I SOCIAL e il NONsilenzio ELETTORALE
Molti politici nazionali non lo rispettano. Fatto grave, specialmente quando il politico in questione è Salvini, a capo del ministero che ha il compito di vigilare sulla regolarità della propaganda elettorale.
I social e il (non) silenzio elettorale
Propaganda social
Molti politici nazionali non lo rispettano. Fatto grave, specialmente quando il politico in questione è Salvini, a capo del ministero che ha il compito di vigilare sulla regolarità della propaganda elettorale.
Il 2019 della politica italiana è iniziato con 3 tornate regionali che hanno riguardato, in ordine di tempo, Abruzzo, Sardegna e Basilicata. Elezioni che hanno sempre visto vittorioso il centrodestra, confermando soprattutto la forte ascesa politica del leader leghista Matteo Salvini.

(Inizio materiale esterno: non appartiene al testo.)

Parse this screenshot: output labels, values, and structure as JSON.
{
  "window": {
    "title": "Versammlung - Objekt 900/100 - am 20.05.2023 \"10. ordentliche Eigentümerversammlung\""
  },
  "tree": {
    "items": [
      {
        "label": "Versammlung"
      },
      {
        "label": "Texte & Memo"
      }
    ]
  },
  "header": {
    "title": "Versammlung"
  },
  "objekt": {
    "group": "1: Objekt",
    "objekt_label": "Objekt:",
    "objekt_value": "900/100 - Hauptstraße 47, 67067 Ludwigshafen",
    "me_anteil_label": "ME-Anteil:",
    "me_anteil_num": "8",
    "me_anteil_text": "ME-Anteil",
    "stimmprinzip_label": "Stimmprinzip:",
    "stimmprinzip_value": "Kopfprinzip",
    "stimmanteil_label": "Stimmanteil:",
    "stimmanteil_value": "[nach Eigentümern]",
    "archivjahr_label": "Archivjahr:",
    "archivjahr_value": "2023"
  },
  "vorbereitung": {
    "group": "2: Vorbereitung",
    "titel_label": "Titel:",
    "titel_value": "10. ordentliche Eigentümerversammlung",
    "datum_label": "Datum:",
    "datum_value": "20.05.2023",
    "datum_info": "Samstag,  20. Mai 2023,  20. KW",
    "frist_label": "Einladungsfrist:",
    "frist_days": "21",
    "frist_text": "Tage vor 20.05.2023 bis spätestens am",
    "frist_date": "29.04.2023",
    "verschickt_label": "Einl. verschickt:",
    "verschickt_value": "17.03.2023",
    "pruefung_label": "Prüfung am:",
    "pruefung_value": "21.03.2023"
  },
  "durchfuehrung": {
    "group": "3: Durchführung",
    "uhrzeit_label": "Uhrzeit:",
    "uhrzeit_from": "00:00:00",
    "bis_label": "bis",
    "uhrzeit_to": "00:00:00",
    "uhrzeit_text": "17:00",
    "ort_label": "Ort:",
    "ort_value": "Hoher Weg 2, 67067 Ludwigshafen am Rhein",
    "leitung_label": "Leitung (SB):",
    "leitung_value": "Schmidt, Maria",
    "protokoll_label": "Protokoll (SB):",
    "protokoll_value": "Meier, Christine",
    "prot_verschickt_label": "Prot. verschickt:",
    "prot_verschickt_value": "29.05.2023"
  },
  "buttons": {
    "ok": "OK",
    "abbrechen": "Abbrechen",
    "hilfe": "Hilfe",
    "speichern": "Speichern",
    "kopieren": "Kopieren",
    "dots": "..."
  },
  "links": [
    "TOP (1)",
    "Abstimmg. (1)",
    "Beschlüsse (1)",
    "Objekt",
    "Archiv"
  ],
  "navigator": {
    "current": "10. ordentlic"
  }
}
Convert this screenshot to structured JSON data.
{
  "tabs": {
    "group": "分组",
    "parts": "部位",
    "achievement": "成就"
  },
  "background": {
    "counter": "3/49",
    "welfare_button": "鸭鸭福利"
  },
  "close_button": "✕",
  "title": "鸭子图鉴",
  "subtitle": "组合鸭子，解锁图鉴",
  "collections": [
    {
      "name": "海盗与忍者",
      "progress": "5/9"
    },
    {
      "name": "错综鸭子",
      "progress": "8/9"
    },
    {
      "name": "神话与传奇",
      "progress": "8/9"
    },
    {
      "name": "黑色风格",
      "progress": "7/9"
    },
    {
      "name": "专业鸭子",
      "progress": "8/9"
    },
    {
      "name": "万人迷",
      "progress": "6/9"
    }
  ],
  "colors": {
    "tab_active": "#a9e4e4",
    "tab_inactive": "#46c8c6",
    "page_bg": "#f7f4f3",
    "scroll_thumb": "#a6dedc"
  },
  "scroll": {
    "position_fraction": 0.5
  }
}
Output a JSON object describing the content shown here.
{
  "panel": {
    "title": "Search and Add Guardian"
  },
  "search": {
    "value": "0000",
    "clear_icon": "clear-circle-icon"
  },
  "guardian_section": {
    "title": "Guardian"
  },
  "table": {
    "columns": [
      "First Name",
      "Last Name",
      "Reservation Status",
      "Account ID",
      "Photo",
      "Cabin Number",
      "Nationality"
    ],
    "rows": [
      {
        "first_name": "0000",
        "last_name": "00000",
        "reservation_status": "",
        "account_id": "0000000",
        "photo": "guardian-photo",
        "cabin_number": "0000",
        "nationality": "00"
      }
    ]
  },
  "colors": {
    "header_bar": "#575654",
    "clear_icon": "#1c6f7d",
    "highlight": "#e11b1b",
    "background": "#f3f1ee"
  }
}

In tutte queste occasioni si è riproposto un problema dell’attuale sistema politico: il non rispetto del silenzio elettorale sui social. La legge che regola la materia risale al 1956, ed è stata modificata numerose volte negli anni successivi. Ciò nonostante il testo non fa ancora chiari riferimenti a internet, e grazie a questa ambiguità i politici, nazionali e non, continuano a violare il silenzio elettorale nel giorno del voto.
Matteo Salvini è a capo dell’istituzione che deve vigilare sulla propaganda elettorale, ma lui stesso viola il silenzio elettorale.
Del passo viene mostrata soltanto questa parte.